Durante esse ano, tinham circulado pelos diferentes concelhos do distrito boatos
sobre a realização de reuniões miguelistas e a existência de depósitos de
armas.
Em Outubro de 1836,
realizou-se, naquele concelho, uma reunião que juntou 18 miguelistas, na sua
maior parte oficias amnistiados, oriundos da cidade de Braga, aos quais se
juntaram, dias depois, mais 13 da mesma cidade. Segundo as guardas nacionais de
Arcos de Valdevez e Ponte da Barca, estes indivíduos incorporados na “gavilha”

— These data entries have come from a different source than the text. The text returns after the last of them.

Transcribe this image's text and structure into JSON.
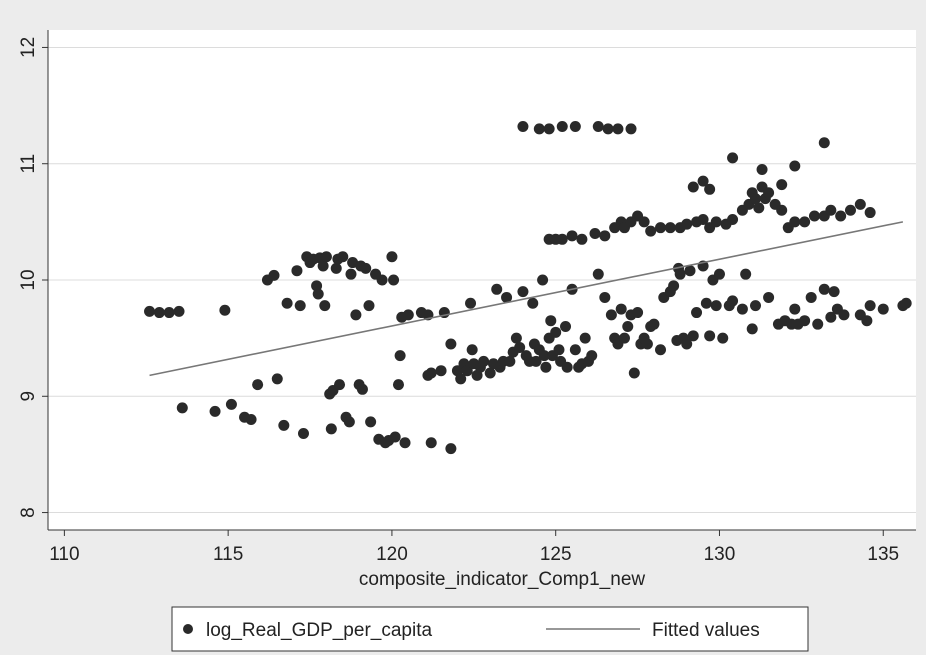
{
  "chart_data": {
    "type": "scatter",
    "title": "",
    "xlabel": "composite_indicator_Comp1_new",
    "ylabel": "",
    "xlim": [
      109.5,
      136
    ],
    "ylim": [
      7.85,
      12.15
    ],
    "xticks": [
      110,
      115,
      120,
      125,
      130,
      135
    ],
    "yticks": [
      8,
      9,
      10,
      11,
      12
    ],
    "grid": "horizontal",
    "legend_position": "bottom",
    "colors": {
      "points": "#2a2a2a",
      "fit_line": "#777777",
      "plot_bg": "#ffffff",
      "outer_bg": "#ececec",
      "grid": "#dcdcdc"
    },
    "series": [
      {
        "name": "log_Real_GDP_per_capita",
        "kind": "scatter",
        "points": [
          [
            112.6,
            9.73
          ],
          [
            112.9,
            9.72
          ],
          [
            113.2,
            9.72
          ],
          [
            113.5,
            9.73
          ],
          [
            113.6,
            8.9
          ],
          [
            114.6,
            8.87
          ],
          [
            114.9,
            9.74
          ],
          [
            115.1,
            8.93
          ],
          [
            115.5,
            8.82
          ],
          [
            115.7,
            8.8
          ],
          [
            115.9,
            9.1
          ],
          [
            116.2,
            10.0
          ],
          [
            116.4,
            10.04
          ],
          [
            116.5,
            9.15
          ],
          [
            116.7,
            8.75
          ],
          [
            116.8,
            9.8
          ],
          [
            117.1,
            10.08
          ],
          [
            117.2,
            9.78
          ],
          [
            117.3,
            8.68
          ],
          [
            117.4,
            10.2
          ],
          [
            117.5,
            10.15
          ],
          [
            117.6,
            10.18
          ],
          [
            117.7,
            9.95
          ],
          [
            117.75,
            9.88
          ],
          [
            117.8,
            10.19
          ],
          [
            117.9,
            10.12
          ],
          [
            117.95,
            9.78
          ],
          [
            118.0,
            10.2
          ],
          [
            118.1,
            9.02
          ],
          [
            118.15,
            8.72
          ],
          [
            118.2,
            9.05
          ],
          [
            118.3,
            10.1
          ],
          [
            118.35,
            10.18
          ],
          [
            118.4,
            9.1
          ],
          [
            118.5,
            10.2
          ],
          [
            118.6,
            8.82
          ],
          [
            118.7,
            8.78
          ],
          [
            118.75,
            10.05
          ],
          [
            118.8,
            10.15
          ],
          [
            118.9,
            9.7
          ],
          [
            119.0,
            9.1
          ],
          [
            119.05,
            10.12
          ],
          [
            119.1,
            9.06
          ],
          [
            119.2,
            10.1
          ],
          [
            119.3,
            9.78
          ],
          [
            119.35,
            8.78
          ],
          [
            119.5,
            10.05
          ],
          [
            119.6,
            8.63
          ],
          [
            119.7,
            10.0
          ],
          [
            119.8,
            8.6
          ],
          [
            119.9,
            8.62
          ],
          [
            120.0,
            10.2
          ],
          [
            120.05,
            10.0
          ],
          [
            120.1,
            8.65
          ],
          [
            120.2,
            9.1
          ],
          [
            120.25,
            9.35
          ],
          [
            120.3,
            9.68
          ],
          [
            120.4,
            8.6
          ],
          [
            120.5,
            9.7
          ],
          [
            120.9,
            9.72
          ],
          [
            121.1,
            9.18
          ],
          [
            121.2,
            9.2
          ],
          [
            121.1,
            9.7
          ],
          [
            121.2,
            8.6
          ],
          [
            121.5,
            9.22
          ],
          [
            121.6,
            9.72
          ],
          [
            121.8,
            8.55
          ],
          [
            121.8,
            9.45
          ],
          [
            122.0,
            9.22
          ],
          [
            122.1,
            9.15
          ],
          [
            122.2,
            9.28
          ],
          [
            122.3,
            9.22
          ],
          [
            122.4,
            9.8
          ],
          [
            122.45,
            9.4
          ],
          [
            122.5,
            9.28
          ],
          [
            122.6,
            9.18
          ],
          [
            122.7,
            9.25
          ],
          [
            122.8,
            9.3
          ],
          [
            123.0,
            9.2
          ],
          [
            123.1,
            9.28
          ],
          [
            123.2,
            9.92
          ],
          [
            123.3,
            9.25
          ],
          [
            123.4,
            9.3
          ],
          [
            123.5,
            9.85
          ],
          [
            123.6,
            9.3
          ],
          [
            123.7,
            9.38
          ],
          [
            123.8,
            9.5
          ],
          [
            123.9,
            9.42
          ],
          [
            124.0,
            9.9
          ],
          [
            124.1,
            9.35
          ],
          [
            124.2,
            9.3
          ],
          [
            124.3,
            9.8
          ],
          [
            124.35,
            9.45
          ],
          [
            124.4,
            9.3
          ],
          [
            124.5,
            9.4
          ],
          [
            124.6,
            10.0
          ],
          [
            124.65,
            9.35
          ],
          [
            124.7,
            9.25
          ],
          [
            124.8,
            9.5
          ],
          [
            124.85,
            9.65
          ],
          [
            124.9,
            9.35
          ],
          [
            125.0,
            9.55
          ],
          [
            125.1,
            9.4
          ],
          [
            125.15,
            9.3
          ],
          [
            125.3,
            9.6
          ],
          [
            125.35,
            9.25
          ],
          [
            125.5,
            9.92
          ],
          [
            125.6,
            9.4
          ],
          [
            125.7,
            9.25
          ],
          [
            125.8,
            9.28
          ],
          [
            125.9,
            9.5
          ],
          [
            126.0,
            9.3
          ],
          [
            126.1,
            9.35
          ],
          [
            126.3,
            10.05
          ],
          [
            126.5,
            9.85
          ],
          [
            126.7,
            9.7
          ],
          [
            126.8,
            9.5
          ],
          [
            126.9,
            9.45
          ],
          [
            127.0,
            9.75
          ],
          [
            127.1,
            9.5
          ],
          [
            127.2,
            9.6
          ],
          [
            127.3,
            9.7
          ],
          [
            127.4,
            9.2
          ],
          [
            127.5,
            9.72
          ],
          [
            127.6,
            9.45
          ],
          [
            127.7,
            9.5
          ],
          [
            127.8,
            9.45
          ],
          [
            127.9,
            9.6
          ],
          [
            128.0,
            9.62
          ],
          [
            128.2,
            9.4
          ],
          [
            128.3,
            9.85
          ],
          [
            128.5,
            9.9
          ],
          [
            128.6,
            9.95
          ],
          [
            128.7,
            9.48
          ],
          [
            128.75,
            10.1
          ],
          [
            128.8,
            10.05
          ],
          [
            128.9,
            9.5
          ],
          [
            129.0,
            9.45
          ],
          [
            129.1,
            10.08
          ],
          [
            129.2,
            9.52
          ],
          [
            129.3,
            9.72
          ],
          [
            129.5,
            10.12
          ],
          [
            129.6,
            9.8
          ],
          [
            129.7,
            9.52
          ],
          [
            129.8,
            10.0
          ],
          [
            129.9,
            9.78
          ],
          [
            130.0,
            10.05
          ],
          [
            130.1,
            9.5
          ],
          [
            130.3,
            9.78
          ],
          [
            130.4,
            9.82
          ],
          [
            130.7,
            9.75
          ],
          [
            130.8,
            10.05
          ],
          [
            131.0,
            9.58
          ],
          [
            131.1,
            9.78
          ],
          [
            131.5,
            9.85
          ],
          [
            131.8,
            9.62
          ],
          [
            132.0,
            9.65
          ],
          [
            132.2,
            9.62
          ],
          [
            132.3,
            9.75
          ],
          [
            132.4,
            9.62
          ],
          [
            132.6,
            9.65
          ],
          [
            132.8,
            9.85
          ],
          [
            133.0,
            9.62
          ],
          [
            133.2,
            9.92
          ],
          [
            133.4,
            9.68
          ],
          [
            133.5,
            9.9
          ],
          [
            133.6,
            9.75
          ],
          [
            133.8,
            9.7
          ],
          [
            134.3,
            9.7
          ],
          [
            134.5,
            9.65
          ],
          [
            134.6,
            9.78
          ],
          [
            135.0,
            9.75
          ],
          [
            135.6,
            9.78
          ],
          [
            135.7,
            9.8
          ],
          [
            124.8,
            10.35
          ],
          [
            125.0,
            10.35
          ],
          [
            125.2,
            10.35
          ],
          [
            125.5,
            10.38
          ],
          [
            125.8,
            10.35
          ],
          [
            126.2,
            10.4
          ],
          [
            126.5,
            10.38
          ],
          [
            126.8,
            10.45
          ],
          [
            127.0,
            10.5
          ],
          [
            127.1,
            10.45
          ],
          [
            127.3,
            10.5
          ],
          [
            127.5,
            10.55
          ],
          [
            127.7,
            10.5
          ],
          [
            127.9,
            10.42
          ],
          [
            128.2,
            10.45
          ],
          [
            128.5,
            10.45
          ],
          [
            128.8,
            10.45
          ],
          [
            129.0,
            10.48
          ],
          [
            129.3,
            10.5
          ],
          [
            129.5,
            10.52
          ],
          [
            129.7,
            10.45
          ],
          [
            129.9,
            10.5
          ],
          [
            130.2,
            10.48
          ],
          [
            130.4,
            10.52
          ],
          [
            130.7,
            10.6
          ],
          [
            130.9,
            10.65
          ],
          [
            131.0,
            10.75
          ],
          [
            131.1,
            10.7
          ],
          [
            131.2,
            10.62
          ],
          [
            131.3,
            10.8
          ],
          [
            131.4,
            10.7
          ],
          [
            131.5,
            10.75
          ],
          [
            131.7,
            10.65
          ],
          [
            131.9,
            10.6
          ],
          [
            132.1,
            10.45
          ],
          [
            132.3,
            10.5
          ],
          [
            132.6,
            10.5
          ],
          [
            132.9,
            10.55
          ],
          [
            133.2,
            10.55
          ],
          [
            133.4,
            10.6
          ],
          [
            133.7,
            10.55
          ],
          [
            134.0,
            10.6
          ],
          [
            134.3,
            10.65
          ],
          [
            134.6,
            10.58
          ],
          [
            124.0,
            11.32
          ],
          [
            124.5,
            11.3
          ],
          [
            124.8,
            11.3
          ],
          [
            125.2,
            11.32
          ],
          [
            125.6,
            11.32
          ],
          [
            126.3,
            11.32
          ],
          [
            126.6,
            11.3
          ],
          [
            126.9,
            11.3
          ],
          [
            127.3,
            11.3
          ],
          [
            129.2,
            10.8
          ],
          [
            129.5,
            10.85
          ],
          [
            129.7,
            10.78
          ],
          [
            130.4,
            11.05
          ],
          [
            131.3,
            10.95
          ],
          [
            132.3,
            10.98
          ],
          [
            133.2,
            11.18
          ],
          [
            131.9,
            10.82
          ]
        ]
      },
      {
        "name": "Fitted values",
        "kind": "line",
        "points": [
          [
            112.6,
            9.18
          ],
          [
            135.6,
            10.5
          ]
        ]
      }
    ]
  }
}
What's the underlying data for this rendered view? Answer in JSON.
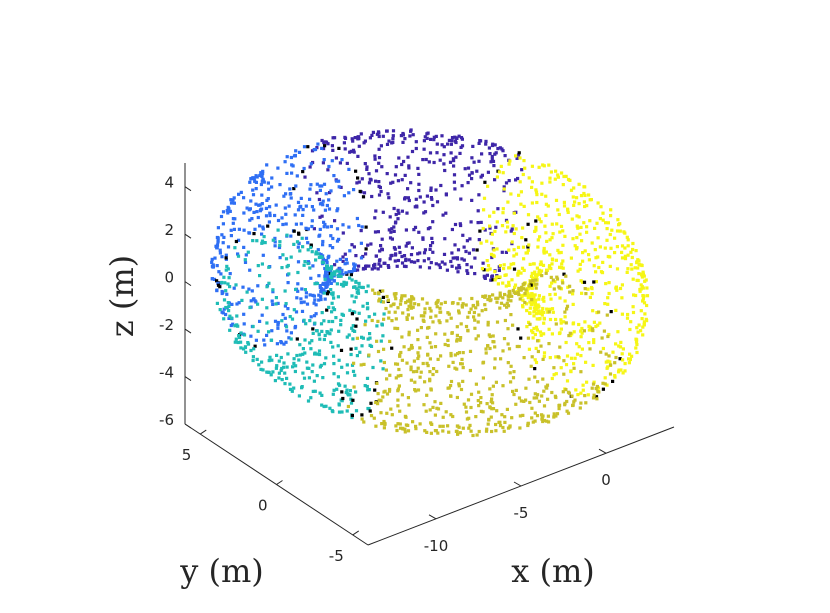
{
  "chart_data": {
    "type": "scatter",
    "subtype": "3d-scatter-torus",
    "title": "",
    "xlabel": "x (m)",
    "ylabel": "y (m)",
    "zlabel": "z (m)",
    "xlim": [
      -14,
      4
    ],
    "ylim": [
      -6,
      6
    ],
    "zlim": [
      -6,
      5
    ],
    "xticks": [
      {
        "value": -10,
        "label": "-10"
      },
      {
        "value": -5,
        "label": "-5"
      },
      {
        "value": 0,
        "label": "0"
      }
    ],
    "yticks": [
      {
        "value": 5,
        "label": "5"
      },
      {
        "value": 0,
        "label": "0"
      },
      {
        "value": -5,
        "label": "-5"
      }
    ],
    "zticks": [
      {
        "value": 4,
        "label": "4"
      },
      {
        "value": 2,
        "label": "2"
      },
      {
        "value": 0,
        "label": "0"
      },
      {
        "value": -2,
        "label": "-2"
      },
      {
        "value": -4,
        "label": "-4"
      },
      {
        "value": -6,
        "label": "-6"
      }
    ],
    "grid": false,
    "legend": "none",
    "torus": {
      "center": [
        -5,
        0,
        0
      ],
      "major_radius": 7,
      "minor_radius": 2.5
    },
    "series": [
      {
        "color": "#3e26a8",
        "theta_range_deg": [
          20,
          85
        ]
      },
      {
        "color": "#2f6ff4",
        "theta_range_deg": [
          85,
          150
        ]
      },
      {
        "color": "#1fbcb6",
        "theta_range_deg": [
          150,
          205
        ]
      },
      {
        "color": "#c9c12a",
        "theta_range_deg": [
          205,
          290
        ]
      },
      {
        "color": "#f6f615",
        "theta_range_deg": [
          290,
          380
        ]
      }
    ],
    "boundary_color": "#000000",
    "boundary_theta_deg": [
      20,
      85,
      150,
      205,
      290
    ]
  }
}
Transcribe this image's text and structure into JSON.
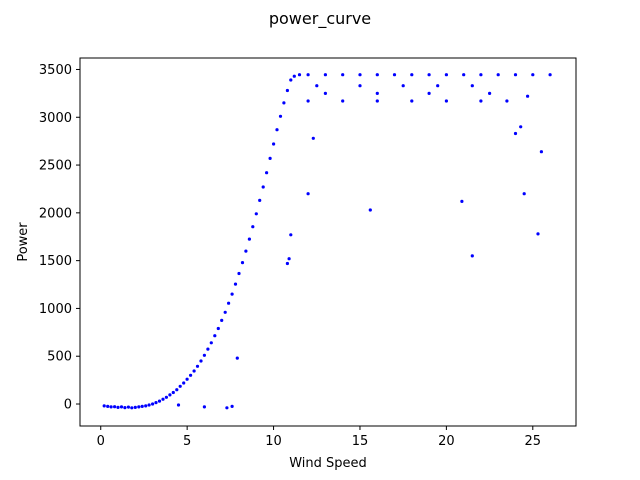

de Tomás Quingostas formaram um grupo de 45 homens, que, na noite de 21 para 22
de Outubro daquele ano, passou para a Galiza. O objectivo final
seria a realização de um levantamento pró-miguelista a partir de Melgaço,
contando com a participação dos vários adeptos do miguelismo nesta
região.
Logo nos primórdios
de 1837, Quingostas atacou a casa de uma viúva rica da freguesia de Merufe,
concelho de Valadares. Seguido por mais de 20 homens, feriu com uma facada a
dona da casa e, além de dinheiro e roupa, roubou-lhe papéis importantes com a
intenção de a chantagear e, desse modo, obter mais dinheiro. Aliás, o guerrilheiro
recorria frequentemente a este estratagema para extorquir dinheiro.
Em inícios de 1836,
Quingostas foi visto a disparar contra soldados espanhóis que o impediram de
utilizar um barco furtado no rio Minho.809 Alguns dias depois,
realizava novo atentado, tendo mais uma vez a freguesia de Paderne como palco.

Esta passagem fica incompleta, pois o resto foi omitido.